Keterampilan mengajar dengan melakukan variasi telah dikenal sejak lama dan dianggap sebagai keterampilan yang sangat penting untuk dikuasai oleh seorang guru (Kosasi, 1985:4)
Hasibuan dan Moedjiono (1988:64) mendefinisikan keterampilan mengajar bervariasi sebagai perbuatan guru dalam konteks proses belajar mengajar yang bertujuan mengatasi kebosanan siswa sehingga dalam proses belajarnya siswa senantiasa menunjukkan ketekunan, keantusiasan dan berperan aktif.

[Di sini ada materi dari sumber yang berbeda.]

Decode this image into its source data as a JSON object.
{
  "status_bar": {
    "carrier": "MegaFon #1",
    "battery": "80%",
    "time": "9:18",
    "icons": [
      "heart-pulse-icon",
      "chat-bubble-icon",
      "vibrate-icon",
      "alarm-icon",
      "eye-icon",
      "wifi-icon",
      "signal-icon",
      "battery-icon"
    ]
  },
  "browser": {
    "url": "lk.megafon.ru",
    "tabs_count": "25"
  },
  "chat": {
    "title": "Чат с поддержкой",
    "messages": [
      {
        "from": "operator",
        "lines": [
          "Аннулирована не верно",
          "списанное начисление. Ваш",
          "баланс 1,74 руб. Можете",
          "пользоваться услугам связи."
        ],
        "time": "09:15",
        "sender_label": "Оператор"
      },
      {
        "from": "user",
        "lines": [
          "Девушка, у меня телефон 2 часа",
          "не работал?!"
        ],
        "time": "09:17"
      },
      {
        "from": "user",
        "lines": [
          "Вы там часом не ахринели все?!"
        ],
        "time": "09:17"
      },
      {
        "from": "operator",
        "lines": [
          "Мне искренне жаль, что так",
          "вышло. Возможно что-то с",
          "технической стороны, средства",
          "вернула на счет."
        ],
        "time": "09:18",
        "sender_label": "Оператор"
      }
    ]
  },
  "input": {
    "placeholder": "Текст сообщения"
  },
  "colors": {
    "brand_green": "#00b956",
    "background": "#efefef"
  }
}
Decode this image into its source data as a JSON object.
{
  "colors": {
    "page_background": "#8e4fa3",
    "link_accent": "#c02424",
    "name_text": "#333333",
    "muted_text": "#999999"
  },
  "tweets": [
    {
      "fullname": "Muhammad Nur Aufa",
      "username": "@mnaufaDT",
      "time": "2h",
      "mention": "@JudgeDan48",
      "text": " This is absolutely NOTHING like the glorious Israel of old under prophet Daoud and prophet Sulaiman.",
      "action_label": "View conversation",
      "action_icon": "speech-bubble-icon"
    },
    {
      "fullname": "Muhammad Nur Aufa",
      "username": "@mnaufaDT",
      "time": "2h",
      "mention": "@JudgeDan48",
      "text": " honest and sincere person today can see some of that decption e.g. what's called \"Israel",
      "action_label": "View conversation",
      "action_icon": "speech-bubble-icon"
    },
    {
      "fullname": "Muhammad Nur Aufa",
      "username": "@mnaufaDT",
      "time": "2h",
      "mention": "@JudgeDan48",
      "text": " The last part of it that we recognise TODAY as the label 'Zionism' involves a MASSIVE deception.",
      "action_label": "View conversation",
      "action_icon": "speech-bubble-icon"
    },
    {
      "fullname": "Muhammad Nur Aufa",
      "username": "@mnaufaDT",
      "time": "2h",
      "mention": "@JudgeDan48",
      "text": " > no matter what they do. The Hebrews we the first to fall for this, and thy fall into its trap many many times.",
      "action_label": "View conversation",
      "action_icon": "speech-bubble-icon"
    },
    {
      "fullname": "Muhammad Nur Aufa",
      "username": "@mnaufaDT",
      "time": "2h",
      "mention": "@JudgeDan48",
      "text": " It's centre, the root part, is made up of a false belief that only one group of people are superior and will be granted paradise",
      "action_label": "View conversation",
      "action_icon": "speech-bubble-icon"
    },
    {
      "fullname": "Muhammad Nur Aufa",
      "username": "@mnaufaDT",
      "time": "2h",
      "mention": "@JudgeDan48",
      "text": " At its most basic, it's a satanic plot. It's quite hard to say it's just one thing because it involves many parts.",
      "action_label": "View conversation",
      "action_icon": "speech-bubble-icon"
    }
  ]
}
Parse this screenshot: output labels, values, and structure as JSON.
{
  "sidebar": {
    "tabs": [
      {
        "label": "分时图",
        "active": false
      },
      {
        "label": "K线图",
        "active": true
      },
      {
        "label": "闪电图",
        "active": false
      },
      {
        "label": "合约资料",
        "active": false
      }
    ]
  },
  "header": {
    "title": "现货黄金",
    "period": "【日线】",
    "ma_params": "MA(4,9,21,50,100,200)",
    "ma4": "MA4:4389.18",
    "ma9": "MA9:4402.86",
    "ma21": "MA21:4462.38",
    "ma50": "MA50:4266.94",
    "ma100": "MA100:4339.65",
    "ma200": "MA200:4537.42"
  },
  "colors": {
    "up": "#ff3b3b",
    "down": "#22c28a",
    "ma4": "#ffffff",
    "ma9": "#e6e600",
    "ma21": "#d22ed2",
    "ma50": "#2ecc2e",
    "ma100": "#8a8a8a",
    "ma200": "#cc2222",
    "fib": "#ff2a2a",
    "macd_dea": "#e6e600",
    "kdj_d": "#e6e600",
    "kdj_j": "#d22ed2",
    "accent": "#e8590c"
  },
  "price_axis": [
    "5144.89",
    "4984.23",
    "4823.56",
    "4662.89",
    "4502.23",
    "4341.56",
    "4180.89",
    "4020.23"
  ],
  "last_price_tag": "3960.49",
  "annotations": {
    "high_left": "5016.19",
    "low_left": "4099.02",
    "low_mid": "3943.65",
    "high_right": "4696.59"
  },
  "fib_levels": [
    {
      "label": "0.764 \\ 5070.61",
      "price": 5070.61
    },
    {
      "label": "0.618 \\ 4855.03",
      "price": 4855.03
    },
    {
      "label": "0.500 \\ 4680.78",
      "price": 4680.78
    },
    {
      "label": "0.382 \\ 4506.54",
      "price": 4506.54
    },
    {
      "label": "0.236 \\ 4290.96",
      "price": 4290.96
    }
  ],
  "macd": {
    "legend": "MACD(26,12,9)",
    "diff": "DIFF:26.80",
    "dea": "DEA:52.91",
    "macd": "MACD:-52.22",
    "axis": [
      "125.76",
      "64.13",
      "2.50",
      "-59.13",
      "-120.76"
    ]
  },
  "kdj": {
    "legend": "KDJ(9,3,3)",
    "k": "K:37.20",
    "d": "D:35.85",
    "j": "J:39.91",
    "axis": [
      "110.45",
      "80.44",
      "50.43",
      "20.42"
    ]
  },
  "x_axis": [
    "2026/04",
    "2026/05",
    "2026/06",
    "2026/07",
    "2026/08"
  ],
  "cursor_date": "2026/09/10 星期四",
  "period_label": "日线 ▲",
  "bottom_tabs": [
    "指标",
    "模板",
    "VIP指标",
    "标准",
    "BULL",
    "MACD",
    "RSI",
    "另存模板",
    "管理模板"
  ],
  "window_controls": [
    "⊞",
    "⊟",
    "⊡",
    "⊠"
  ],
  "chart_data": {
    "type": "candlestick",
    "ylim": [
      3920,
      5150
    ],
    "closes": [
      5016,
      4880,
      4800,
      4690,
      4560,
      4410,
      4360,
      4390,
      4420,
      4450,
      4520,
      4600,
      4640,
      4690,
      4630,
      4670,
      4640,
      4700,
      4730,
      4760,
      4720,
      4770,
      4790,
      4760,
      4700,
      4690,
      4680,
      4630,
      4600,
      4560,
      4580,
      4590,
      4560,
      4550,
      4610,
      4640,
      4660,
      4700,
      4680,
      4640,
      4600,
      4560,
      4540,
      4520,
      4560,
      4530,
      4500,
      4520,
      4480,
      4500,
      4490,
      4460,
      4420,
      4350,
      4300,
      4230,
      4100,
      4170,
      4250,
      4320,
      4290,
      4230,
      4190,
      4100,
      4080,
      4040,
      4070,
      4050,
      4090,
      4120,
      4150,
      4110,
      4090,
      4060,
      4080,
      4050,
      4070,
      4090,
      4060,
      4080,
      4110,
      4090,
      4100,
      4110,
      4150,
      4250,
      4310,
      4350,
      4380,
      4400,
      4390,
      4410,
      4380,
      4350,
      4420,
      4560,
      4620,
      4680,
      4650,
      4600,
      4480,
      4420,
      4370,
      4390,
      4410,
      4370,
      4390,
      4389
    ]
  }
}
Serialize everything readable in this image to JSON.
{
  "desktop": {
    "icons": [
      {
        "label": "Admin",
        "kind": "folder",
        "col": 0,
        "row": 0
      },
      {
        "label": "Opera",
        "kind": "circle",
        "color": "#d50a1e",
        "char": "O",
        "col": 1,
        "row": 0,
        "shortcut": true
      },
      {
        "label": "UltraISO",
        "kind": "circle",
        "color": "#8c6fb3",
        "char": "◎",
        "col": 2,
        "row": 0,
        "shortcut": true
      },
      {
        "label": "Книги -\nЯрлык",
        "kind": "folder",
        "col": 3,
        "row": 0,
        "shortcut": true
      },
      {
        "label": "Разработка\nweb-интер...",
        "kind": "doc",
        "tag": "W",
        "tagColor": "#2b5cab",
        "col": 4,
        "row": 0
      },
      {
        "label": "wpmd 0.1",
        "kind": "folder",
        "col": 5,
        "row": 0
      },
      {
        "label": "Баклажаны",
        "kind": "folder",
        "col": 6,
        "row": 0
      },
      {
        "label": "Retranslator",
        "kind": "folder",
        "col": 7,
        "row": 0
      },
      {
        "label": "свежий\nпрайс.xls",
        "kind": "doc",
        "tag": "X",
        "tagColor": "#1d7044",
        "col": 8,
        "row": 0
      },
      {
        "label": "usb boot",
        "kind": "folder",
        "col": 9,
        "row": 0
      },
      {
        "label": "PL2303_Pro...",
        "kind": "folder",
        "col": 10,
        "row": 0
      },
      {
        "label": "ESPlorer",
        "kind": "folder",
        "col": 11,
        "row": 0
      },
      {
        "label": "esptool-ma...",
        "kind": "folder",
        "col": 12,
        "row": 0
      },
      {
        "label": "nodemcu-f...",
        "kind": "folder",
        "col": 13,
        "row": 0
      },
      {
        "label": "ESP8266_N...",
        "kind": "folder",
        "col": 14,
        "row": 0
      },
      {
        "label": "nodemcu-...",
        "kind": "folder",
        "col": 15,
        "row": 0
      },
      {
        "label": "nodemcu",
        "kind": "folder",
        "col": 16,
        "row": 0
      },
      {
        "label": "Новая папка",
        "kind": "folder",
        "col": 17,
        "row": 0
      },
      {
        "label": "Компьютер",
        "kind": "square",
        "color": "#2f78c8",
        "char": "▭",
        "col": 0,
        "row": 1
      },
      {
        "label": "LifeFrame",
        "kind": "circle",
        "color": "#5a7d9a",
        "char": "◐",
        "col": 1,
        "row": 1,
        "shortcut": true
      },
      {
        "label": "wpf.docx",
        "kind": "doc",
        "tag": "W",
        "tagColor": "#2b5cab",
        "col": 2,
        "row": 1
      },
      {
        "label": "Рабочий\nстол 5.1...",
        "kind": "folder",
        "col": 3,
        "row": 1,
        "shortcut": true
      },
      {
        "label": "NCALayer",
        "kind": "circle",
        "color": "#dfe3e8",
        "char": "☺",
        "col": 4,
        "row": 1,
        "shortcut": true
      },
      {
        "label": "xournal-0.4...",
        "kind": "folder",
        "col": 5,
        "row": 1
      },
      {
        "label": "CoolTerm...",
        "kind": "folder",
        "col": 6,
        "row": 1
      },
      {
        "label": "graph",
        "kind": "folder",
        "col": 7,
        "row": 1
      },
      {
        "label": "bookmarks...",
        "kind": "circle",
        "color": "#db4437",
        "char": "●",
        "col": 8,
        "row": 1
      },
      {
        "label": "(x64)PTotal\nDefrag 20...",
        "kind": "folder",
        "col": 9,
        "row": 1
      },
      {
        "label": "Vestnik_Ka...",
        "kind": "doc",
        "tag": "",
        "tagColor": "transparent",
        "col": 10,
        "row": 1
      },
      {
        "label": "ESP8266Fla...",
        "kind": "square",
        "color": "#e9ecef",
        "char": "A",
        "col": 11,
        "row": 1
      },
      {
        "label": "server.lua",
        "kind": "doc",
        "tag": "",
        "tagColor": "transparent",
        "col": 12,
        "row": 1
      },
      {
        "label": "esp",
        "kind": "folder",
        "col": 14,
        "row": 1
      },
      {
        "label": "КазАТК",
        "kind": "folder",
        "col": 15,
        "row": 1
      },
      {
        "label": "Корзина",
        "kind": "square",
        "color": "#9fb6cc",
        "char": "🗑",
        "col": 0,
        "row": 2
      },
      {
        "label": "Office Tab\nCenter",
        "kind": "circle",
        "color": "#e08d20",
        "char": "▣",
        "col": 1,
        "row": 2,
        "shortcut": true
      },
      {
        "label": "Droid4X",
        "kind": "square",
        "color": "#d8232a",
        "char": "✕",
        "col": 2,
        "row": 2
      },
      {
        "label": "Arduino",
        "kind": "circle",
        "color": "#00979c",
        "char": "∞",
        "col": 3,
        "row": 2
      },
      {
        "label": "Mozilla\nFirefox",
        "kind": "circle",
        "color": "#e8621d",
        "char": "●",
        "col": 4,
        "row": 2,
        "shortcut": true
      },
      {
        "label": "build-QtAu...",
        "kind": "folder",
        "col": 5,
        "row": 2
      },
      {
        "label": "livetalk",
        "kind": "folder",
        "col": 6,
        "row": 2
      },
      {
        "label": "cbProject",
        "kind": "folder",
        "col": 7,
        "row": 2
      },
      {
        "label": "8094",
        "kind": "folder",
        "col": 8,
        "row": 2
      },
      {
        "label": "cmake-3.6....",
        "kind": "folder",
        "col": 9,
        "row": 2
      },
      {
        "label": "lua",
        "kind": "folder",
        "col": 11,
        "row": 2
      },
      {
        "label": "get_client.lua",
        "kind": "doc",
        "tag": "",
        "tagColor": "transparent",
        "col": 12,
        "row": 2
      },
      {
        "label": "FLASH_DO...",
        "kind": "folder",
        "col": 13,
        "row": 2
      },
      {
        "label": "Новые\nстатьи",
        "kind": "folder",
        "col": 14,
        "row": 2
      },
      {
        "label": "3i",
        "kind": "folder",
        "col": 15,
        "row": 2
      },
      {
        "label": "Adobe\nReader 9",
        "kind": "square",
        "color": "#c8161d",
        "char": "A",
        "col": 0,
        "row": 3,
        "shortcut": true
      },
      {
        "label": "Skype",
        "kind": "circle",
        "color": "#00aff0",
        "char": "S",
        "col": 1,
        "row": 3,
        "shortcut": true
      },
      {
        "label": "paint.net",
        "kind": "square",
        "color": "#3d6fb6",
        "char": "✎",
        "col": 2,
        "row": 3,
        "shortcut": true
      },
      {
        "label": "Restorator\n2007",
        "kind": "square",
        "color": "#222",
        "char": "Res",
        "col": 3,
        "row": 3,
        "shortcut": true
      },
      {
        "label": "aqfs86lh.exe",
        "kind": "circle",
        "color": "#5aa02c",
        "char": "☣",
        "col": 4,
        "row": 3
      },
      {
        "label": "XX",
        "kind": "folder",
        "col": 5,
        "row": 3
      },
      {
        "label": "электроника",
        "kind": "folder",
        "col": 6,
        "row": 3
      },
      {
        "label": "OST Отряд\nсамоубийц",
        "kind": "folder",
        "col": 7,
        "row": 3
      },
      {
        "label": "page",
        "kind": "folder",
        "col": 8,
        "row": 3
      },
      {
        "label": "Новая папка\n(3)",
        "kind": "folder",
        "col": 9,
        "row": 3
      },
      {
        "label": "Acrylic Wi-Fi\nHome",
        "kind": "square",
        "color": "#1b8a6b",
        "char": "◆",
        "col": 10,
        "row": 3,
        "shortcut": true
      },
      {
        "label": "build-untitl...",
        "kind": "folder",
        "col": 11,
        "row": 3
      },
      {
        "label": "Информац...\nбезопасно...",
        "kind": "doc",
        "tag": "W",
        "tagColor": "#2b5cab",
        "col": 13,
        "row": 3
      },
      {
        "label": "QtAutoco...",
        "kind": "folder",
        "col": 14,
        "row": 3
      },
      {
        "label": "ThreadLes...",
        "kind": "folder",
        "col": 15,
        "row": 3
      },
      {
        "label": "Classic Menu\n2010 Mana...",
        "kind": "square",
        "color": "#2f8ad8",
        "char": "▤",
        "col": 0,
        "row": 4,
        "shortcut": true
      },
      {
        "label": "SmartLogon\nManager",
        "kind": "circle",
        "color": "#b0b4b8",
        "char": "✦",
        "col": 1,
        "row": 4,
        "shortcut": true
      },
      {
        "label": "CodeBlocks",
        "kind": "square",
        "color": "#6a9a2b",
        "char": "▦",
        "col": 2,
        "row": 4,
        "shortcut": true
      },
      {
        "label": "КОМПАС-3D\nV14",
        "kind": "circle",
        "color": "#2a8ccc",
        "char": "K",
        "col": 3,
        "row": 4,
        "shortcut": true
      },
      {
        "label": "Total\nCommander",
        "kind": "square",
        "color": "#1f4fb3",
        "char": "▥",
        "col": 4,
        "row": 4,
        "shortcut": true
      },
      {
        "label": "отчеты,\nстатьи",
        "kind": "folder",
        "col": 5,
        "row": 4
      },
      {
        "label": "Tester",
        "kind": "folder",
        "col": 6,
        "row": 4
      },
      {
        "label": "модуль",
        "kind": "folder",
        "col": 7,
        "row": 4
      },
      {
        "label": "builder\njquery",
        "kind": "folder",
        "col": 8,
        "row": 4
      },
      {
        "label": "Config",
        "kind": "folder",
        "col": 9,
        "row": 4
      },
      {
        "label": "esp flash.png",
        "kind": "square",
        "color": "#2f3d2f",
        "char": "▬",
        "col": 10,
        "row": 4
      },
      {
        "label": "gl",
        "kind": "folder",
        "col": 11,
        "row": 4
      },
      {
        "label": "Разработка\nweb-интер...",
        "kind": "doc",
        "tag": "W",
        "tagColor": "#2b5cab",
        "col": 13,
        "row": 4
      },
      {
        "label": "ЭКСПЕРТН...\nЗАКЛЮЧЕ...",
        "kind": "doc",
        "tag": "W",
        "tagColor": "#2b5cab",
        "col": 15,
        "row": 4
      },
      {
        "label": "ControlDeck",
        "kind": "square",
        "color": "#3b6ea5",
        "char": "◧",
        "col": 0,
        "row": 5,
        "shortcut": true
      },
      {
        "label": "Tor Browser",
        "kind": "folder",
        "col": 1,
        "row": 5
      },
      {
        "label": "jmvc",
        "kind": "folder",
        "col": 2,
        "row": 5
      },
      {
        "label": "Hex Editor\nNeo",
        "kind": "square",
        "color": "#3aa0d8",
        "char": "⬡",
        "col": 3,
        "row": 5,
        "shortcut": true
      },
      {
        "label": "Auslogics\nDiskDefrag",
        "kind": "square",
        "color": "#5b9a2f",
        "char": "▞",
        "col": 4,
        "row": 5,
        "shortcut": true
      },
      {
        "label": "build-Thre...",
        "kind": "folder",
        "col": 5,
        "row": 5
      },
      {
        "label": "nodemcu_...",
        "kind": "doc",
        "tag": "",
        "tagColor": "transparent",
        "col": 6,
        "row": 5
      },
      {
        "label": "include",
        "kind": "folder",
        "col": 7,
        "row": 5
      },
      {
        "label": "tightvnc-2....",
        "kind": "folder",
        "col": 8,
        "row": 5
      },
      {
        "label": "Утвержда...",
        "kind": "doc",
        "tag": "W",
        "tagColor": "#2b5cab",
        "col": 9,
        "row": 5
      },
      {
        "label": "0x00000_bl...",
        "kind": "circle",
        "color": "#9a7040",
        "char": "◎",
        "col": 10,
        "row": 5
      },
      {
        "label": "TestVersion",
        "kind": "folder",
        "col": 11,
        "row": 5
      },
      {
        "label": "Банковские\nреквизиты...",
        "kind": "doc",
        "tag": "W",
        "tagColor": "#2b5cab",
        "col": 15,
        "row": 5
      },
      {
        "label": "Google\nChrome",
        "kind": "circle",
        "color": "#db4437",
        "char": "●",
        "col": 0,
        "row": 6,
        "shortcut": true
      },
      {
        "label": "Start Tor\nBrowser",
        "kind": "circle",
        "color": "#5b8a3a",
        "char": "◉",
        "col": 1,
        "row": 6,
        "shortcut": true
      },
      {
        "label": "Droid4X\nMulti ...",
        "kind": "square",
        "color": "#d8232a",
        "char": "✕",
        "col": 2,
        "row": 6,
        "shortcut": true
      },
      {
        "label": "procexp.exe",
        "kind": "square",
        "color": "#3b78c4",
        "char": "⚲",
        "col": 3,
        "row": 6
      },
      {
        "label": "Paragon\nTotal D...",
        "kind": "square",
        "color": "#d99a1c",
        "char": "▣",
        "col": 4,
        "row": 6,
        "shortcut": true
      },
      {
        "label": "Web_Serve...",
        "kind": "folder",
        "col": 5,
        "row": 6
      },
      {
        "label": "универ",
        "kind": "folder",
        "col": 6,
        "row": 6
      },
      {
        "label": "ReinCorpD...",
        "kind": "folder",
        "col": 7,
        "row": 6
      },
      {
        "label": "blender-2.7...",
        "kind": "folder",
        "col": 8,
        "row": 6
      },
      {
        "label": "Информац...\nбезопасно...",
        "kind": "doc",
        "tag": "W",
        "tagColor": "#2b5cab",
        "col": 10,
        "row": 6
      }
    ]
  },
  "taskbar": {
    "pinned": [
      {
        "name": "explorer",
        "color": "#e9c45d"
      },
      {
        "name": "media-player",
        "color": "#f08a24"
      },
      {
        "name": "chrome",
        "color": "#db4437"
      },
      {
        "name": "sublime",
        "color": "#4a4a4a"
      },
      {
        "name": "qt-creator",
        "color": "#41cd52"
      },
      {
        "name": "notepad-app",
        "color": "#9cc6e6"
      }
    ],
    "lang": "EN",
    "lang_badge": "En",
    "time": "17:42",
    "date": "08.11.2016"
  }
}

Hasibuan, Ibrahin dan Toenlioe (1988:71) mengartikan keterampilan mengajar bervariasi sebagai suatu proses pengubahan dalam pengajaran yang menyangkut tiga komponen yaitu gaya mengajar yang bersifat professional, penggunaan media daan bahan-bahan instruksional dan pola serta tingkat interaksi guru dengan siswa.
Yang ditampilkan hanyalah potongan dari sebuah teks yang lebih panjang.